Stilte. Het enige woord dat de sfeer in huis treffend beschrijft sinds ons laatste kind uitvloog. Twee weken geleden alweer. We zitten aan tafel te eten. De echtgenoot en ik. Ondertussen kijken we zo’n beetje langs elkaar heen. Verlegen, lijkt het wel. Allebei te bang om de vraag te stellen die op onze tongen ligt. ‘Hoe gaan we verder zonder kinderen?’
Om nog maar niet te spreken van de vraag die daar achter ligt: ‘Willen we wel samen verder zonder kinderen?’ Op vakantie dan maar…Dat is voor ons moderne mensen immers het antwoord op alle moeilijke situaties. Kom je er even niet uit, hup naar het buitenland en genieten tot je scheel ziet. Ook wij dus: koffers pakken en de zon opzoeken in Rome. Even vergeten dat we iets nieuws moeten opbouwen en niet meer kunnen voortkabbelen op gewoontes en routine. Met andere woorden dat ons nahuwelijk is ingegaan. Een algemeen aanvaarde term inmiddels. Ook al kent de echtgenoot hem niet. Natuurlijk niet. Wanneer kennen mannen zulke termen? Dat werp ik hem dan ook direct voor de voeten. Voor we het weten, kibbelen we er fanatiek op los. En dat allemaal op een allerliefst Romeins terrasje. Is dit het? vraag ik me plotseling af in een kibbelpauze. Is dit wat ons te wachten staat? Jaren van bekvechten? Het nahuwelijk van mijn ouders schiet door mijn hoofd en ik voel een herfstachtige kou bezit van me nemen. Dan gebeurt het.

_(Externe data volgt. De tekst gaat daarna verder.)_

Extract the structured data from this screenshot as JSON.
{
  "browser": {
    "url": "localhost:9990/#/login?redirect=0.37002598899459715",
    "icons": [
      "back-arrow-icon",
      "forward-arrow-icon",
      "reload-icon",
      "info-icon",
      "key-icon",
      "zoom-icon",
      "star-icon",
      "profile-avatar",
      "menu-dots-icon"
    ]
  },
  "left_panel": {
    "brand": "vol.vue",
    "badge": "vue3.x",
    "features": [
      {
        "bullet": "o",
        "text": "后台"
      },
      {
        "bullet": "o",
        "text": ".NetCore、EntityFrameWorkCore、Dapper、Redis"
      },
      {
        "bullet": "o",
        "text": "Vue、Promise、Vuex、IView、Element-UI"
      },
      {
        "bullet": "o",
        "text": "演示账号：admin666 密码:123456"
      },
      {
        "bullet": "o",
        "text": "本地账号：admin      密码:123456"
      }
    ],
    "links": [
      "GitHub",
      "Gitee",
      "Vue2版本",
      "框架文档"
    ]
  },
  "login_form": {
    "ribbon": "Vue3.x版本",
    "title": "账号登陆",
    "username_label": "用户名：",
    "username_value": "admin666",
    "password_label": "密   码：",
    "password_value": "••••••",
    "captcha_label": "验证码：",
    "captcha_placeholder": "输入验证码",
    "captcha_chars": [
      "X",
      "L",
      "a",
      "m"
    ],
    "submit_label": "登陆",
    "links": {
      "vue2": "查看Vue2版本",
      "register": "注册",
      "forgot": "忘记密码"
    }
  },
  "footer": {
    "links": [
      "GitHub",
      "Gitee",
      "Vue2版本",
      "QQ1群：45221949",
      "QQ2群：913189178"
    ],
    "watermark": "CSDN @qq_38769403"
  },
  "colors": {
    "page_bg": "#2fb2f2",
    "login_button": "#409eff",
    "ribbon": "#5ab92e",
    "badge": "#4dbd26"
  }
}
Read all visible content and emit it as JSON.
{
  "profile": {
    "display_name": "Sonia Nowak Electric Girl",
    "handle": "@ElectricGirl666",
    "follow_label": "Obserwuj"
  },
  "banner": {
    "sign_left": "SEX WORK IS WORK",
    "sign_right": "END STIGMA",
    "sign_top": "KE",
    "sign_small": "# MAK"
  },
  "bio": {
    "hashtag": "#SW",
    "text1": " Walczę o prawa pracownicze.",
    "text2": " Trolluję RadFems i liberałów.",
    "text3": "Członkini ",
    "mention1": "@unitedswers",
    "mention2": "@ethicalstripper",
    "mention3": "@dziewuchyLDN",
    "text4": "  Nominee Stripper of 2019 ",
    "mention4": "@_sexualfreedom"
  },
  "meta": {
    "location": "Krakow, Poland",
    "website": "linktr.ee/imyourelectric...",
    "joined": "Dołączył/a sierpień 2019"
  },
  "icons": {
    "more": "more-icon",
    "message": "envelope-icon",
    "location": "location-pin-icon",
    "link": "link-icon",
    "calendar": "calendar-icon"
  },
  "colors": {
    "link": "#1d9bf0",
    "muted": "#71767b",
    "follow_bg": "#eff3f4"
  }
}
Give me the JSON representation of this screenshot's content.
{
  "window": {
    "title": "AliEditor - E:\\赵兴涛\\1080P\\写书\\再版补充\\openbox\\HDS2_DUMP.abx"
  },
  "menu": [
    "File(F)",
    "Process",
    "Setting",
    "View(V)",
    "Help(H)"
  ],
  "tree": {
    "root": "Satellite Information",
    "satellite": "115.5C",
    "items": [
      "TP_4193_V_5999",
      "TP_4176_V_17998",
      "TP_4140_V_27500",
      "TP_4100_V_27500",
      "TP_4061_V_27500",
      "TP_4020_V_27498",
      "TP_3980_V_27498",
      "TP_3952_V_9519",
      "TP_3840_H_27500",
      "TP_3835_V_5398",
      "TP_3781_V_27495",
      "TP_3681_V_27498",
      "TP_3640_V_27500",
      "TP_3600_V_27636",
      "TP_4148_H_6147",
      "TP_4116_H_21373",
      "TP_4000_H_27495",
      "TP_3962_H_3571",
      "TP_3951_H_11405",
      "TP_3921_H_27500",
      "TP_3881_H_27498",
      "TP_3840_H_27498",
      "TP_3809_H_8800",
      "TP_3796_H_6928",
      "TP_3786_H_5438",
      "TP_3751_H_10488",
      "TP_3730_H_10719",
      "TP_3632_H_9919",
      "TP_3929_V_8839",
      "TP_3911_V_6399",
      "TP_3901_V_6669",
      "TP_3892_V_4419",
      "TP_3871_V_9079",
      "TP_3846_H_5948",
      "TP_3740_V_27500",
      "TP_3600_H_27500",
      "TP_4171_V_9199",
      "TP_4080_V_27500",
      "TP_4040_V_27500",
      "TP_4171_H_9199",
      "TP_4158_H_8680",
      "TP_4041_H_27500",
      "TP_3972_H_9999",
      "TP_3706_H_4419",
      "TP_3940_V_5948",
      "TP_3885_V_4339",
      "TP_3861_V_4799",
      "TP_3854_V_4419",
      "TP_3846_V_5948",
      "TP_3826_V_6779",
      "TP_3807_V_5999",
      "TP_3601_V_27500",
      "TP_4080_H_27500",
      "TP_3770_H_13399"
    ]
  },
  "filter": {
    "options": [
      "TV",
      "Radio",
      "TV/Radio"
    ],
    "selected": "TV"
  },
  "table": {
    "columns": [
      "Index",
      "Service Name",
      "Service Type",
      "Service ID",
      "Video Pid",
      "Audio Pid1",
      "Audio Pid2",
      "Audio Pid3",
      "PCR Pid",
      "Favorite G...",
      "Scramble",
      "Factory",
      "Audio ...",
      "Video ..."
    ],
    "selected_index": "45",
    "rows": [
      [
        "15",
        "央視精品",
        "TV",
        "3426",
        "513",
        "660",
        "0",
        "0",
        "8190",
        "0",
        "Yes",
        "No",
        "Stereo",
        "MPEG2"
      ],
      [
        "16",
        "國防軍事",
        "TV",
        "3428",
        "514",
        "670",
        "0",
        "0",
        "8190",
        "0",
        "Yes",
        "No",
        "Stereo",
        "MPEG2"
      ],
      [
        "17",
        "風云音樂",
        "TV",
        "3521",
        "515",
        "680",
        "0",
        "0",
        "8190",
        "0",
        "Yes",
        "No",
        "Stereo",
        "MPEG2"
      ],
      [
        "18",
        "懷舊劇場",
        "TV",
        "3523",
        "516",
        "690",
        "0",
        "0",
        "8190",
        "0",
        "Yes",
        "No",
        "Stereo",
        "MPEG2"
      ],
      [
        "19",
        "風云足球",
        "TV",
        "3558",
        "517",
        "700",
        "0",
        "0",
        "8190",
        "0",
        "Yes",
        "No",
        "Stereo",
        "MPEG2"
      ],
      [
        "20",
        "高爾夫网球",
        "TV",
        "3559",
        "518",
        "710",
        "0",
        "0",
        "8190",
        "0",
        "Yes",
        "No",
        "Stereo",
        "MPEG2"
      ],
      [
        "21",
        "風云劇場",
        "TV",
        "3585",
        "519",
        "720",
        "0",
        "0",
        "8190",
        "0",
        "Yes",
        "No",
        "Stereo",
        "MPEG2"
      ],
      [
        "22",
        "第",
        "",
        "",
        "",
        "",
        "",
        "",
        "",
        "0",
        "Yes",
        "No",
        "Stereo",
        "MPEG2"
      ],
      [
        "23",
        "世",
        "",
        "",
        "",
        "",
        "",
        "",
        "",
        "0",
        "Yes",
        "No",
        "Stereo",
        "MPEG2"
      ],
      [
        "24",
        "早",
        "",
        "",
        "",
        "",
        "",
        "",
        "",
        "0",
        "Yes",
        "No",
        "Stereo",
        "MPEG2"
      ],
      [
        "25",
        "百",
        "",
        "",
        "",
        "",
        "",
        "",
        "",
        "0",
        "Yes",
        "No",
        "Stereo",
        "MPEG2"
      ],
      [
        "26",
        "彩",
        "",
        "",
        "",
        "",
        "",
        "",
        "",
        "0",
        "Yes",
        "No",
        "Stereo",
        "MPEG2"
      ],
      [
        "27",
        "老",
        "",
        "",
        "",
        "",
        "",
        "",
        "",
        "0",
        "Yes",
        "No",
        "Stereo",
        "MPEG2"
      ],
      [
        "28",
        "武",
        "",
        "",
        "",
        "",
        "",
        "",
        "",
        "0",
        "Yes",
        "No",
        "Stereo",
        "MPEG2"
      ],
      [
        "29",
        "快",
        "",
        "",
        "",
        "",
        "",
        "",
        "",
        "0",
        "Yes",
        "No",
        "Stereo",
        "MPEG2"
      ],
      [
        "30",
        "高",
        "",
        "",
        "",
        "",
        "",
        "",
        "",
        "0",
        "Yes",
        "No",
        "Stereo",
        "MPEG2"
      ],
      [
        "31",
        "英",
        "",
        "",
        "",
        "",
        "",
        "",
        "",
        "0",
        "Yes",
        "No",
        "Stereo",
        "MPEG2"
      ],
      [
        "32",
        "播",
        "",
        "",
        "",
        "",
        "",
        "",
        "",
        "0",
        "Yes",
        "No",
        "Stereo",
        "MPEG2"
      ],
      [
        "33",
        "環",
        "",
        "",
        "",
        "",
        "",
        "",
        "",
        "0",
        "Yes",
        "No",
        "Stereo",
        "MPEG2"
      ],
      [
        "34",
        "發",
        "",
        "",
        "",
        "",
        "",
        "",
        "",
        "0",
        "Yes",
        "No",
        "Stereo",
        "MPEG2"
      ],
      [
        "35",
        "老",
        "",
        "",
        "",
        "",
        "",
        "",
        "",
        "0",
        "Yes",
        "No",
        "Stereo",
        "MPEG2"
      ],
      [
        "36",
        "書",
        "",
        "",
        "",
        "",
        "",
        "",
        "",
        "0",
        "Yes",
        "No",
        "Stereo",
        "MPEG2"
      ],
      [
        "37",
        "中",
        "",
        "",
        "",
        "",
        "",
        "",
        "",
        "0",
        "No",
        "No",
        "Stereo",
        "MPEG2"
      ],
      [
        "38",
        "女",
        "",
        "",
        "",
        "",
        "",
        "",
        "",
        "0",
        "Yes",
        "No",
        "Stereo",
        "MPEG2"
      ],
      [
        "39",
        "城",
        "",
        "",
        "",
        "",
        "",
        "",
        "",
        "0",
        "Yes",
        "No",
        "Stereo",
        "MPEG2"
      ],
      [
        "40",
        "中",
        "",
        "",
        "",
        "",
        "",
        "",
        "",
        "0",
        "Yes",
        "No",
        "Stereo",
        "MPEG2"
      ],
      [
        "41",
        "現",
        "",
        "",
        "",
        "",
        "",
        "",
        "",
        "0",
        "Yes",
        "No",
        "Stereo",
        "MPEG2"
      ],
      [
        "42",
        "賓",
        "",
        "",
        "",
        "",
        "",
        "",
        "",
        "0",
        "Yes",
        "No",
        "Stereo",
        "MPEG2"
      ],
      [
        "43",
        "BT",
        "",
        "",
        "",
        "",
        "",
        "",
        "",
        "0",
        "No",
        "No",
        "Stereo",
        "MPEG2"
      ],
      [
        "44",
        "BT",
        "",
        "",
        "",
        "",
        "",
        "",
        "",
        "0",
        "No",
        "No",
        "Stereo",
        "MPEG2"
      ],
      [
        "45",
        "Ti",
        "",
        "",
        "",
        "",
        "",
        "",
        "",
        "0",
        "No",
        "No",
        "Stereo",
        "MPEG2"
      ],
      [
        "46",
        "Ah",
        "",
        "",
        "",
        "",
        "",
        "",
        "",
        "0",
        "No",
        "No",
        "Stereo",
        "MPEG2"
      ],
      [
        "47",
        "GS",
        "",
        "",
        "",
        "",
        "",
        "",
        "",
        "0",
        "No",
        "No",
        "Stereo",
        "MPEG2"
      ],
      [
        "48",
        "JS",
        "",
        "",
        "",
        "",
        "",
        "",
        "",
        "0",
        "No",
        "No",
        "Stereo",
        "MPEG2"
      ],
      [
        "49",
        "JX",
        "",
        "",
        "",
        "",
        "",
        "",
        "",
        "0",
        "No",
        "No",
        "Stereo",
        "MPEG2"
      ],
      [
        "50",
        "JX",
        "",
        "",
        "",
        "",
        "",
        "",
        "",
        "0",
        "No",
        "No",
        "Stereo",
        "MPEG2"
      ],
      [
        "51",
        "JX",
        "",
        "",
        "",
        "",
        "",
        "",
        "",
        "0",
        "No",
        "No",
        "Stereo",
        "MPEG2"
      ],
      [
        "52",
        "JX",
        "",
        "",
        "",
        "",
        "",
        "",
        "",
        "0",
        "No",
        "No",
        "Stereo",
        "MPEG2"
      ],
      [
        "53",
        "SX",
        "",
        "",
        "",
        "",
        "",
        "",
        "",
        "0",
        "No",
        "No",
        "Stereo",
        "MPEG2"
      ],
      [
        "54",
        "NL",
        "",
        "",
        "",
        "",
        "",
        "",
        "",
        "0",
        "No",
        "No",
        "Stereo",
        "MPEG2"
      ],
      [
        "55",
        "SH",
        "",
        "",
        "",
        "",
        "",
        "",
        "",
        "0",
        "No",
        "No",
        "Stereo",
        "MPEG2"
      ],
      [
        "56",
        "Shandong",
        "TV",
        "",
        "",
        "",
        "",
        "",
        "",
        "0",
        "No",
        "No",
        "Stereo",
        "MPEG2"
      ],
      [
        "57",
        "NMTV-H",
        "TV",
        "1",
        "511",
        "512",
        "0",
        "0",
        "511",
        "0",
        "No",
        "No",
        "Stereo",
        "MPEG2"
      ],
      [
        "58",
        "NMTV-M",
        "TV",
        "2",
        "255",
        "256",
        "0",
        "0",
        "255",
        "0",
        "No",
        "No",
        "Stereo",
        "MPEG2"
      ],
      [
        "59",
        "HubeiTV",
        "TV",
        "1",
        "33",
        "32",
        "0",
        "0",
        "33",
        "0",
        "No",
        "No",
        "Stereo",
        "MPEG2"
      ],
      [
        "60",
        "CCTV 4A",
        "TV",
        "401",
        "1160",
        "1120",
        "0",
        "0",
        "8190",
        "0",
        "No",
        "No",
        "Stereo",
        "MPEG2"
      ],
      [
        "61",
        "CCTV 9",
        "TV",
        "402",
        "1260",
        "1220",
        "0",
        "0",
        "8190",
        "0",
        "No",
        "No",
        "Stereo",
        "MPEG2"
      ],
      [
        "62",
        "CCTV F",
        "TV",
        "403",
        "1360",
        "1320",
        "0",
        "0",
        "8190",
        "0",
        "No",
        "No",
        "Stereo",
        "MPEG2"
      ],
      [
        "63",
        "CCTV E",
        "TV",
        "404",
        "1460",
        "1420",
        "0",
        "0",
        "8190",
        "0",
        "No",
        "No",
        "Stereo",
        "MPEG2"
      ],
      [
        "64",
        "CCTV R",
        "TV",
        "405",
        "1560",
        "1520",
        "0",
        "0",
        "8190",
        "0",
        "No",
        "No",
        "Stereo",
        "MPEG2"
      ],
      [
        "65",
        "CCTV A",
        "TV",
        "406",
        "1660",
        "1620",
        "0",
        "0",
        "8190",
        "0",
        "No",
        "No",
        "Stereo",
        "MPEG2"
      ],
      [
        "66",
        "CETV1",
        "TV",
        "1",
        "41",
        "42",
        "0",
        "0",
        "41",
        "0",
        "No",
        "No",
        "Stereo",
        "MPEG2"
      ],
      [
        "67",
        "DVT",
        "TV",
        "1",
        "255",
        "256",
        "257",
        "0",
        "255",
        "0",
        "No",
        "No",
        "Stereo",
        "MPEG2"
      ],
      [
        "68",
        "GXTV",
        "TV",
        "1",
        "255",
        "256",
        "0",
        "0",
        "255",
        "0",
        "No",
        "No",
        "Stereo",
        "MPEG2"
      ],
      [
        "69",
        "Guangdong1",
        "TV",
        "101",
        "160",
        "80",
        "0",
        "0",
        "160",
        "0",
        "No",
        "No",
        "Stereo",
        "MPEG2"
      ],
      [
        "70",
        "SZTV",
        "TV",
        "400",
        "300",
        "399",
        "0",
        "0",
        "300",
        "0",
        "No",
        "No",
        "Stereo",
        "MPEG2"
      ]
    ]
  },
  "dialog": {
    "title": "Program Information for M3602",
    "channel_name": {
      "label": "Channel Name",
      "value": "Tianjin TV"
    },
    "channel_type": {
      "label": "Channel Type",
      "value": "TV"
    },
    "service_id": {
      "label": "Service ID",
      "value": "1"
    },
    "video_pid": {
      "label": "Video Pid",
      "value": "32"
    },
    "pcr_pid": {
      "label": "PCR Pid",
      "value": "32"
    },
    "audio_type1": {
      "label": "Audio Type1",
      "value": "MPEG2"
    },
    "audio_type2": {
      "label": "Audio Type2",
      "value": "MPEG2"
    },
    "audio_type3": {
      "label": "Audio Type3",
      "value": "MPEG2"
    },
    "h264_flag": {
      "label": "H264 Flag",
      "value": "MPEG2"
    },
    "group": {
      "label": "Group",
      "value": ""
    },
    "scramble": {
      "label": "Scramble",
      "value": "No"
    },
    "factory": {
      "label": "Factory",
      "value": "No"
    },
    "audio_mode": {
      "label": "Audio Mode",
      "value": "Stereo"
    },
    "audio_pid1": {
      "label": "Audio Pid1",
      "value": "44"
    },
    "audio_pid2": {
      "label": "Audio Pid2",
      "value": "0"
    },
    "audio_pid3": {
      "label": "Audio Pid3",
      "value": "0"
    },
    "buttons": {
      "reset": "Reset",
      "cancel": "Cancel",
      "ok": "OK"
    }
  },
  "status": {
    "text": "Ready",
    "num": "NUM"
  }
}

Vanuit de hemel word ik overvallen door een warme brei van …Ja, van wat eigenlijk? Ik veeg over mijn wang en staar naar bruinachtige smurrie in de palm van mijn hand. Naar boven kijkend, spring ik op. De dikke oude duif doet nog een napoepje. Ook de echtgenoot krijgt nu door wat er aan de hand is. In de hoop dat niemand het heeft gezien, kijk ik om me heen. Maar alle ogen op het volle terras gapen me aan. Hier en daar bespeur ik zelfs sporen van gesmoord leedvermaak. Zo niet in die van mijn echtgenoot. Met twee passen staat hij naast me. Zorgzaam verwijdert hij de duivenpoep uit mijn haren. Servetjes aanslepend vanuit de bar, vanaf de tafels om ons heen. Kortom geen golf gaat hem te hoog. Eenmaal schoongeboend en na een bezoek aan de toilet, zoeken we een andere tafel op. Zonder duiven boven ons hoofd. Eentje met veel beenruimte zodat we breed en onderuitgezakt van de laatste stralen middagzon kunnen genieten. Ineens weet ik het zeker. Zo zal ons nahuwelijk zijn. Niet herfstig op weg naar de winter. Maar als een lange zonnige namiddag in Rome.